Stoves Part III
Stoves Part III
Major Brand Production Stoves:
I have tried a wide variety of stoves and found every one to have it’s advantages and its disadvantages. I’ll try to share some things I’ve found with production stoves. These stoves must meet criteria not found in some of the smaller stoves I’ve written about. These stoves must adhere to certain safety requirements you probably won’t know about if you’re building a penny can stove. There’s been many years of R&D in these stoves and I’m sure there are more lawyers who have had their say than engineers.
When I worked at REI this was the stove I chose above everything else on the market. It was 1986 and I had just gotten out of the National Outdoor Leadership School. Because I worked at REI I was able to speak with stove manufacturers and test out their products. After 27 years I just went out and bought a new stove… Yup, you guessed it, the same exact model I bought in 1986. After all this time the MSR Whisperlite is still on the market because of it’s size, power and reliability. This is the shaker model, because when you shake it there is a little pin which cleans the jet. If I’m going out for a long haul I bring a repair kit they sell and once I even had to use it. This stove is incredibly powerful. I had been doing a summit ascent on Mount Adams in Washington State and it was about five below when we set camp. As the sun was setting I boiled water and cooked pasta in about 10 minutes, as I was eating it ice crystals were forming on the food as I brought it up to my mouth.
After trying various stoves by building them and experimenting with various manufacturers to try to cut weight I’ve come full circle and found myself back at the MSR Whisperlite. I can not recommend it highly enough. The only gripe I have is when it’s folded up it’s an awkward shape and you can never seem to get it to pack neatly in your backpack.
The Pocket Rocket is one of the smallest and lightest stoves on the market. It works well and as long as you have a stable base it will support a pot easily. The only drawback to these stoves which use canisters of fuel is that they sometimes have problems in the extreme cold. I haven’t tested these stoves in a long time and I’ve read that they are better in the extreme cold but I’m still apprehensive. Having said that if you’re in a warm climate they could be a good choice for your 72 Hour Bag because you can throw a canister in the trunk of your can and not worry about fuel leaking.

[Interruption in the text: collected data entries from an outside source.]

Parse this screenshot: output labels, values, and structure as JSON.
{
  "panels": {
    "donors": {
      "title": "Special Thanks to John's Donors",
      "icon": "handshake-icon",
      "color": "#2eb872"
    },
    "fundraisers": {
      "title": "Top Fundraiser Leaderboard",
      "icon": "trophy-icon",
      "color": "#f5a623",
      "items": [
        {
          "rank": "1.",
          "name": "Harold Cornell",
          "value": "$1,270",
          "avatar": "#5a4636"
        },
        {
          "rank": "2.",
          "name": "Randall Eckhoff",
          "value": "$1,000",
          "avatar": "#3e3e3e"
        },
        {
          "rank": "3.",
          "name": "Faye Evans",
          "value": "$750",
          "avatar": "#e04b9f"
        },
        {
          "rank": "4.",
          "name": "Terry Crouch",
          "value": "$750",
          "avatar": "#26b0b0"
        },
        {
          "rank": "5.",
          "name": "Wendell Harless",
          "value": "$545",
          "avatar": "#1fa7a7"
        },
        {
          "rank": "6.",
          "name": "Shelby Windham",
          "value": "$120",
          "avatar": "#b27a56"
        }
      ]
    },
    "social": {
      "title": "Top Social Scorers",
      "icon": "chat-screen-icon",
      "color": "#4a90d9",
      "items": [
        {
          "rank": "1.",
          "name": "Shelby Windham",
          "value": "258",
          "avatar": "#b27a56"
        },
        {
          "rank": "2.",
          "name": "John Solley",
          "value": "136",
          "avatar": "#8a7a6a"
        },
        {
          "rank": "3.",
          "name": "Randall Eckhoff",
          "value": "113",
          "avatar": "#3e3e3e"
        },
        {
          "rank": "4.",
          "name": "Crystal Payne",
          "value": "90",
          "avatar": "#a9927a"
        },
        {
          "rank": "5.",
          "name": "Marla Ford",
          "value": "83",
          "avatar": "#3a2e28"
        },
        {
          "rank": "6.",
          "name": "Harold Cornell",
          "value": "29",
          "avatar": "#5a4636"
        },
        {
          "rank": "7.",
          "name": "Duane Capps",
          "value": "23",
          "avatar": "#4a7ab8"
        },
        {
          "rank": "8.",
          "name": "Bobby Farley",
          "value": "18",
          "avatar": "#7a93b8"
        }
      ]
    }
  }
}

My buddy and I went hiking between Christmas and New Year along the Sespe River. I had my Whisperlite stove and he had his Jet Boil system. I was impressed with how easily it lighted and how quickly it brought the cup to a boil. It was indeed faster than my Whisperlite and it packed into the cup very neatly making it very appealing for its simplicity.
This has been a great series. Thanks for all the info!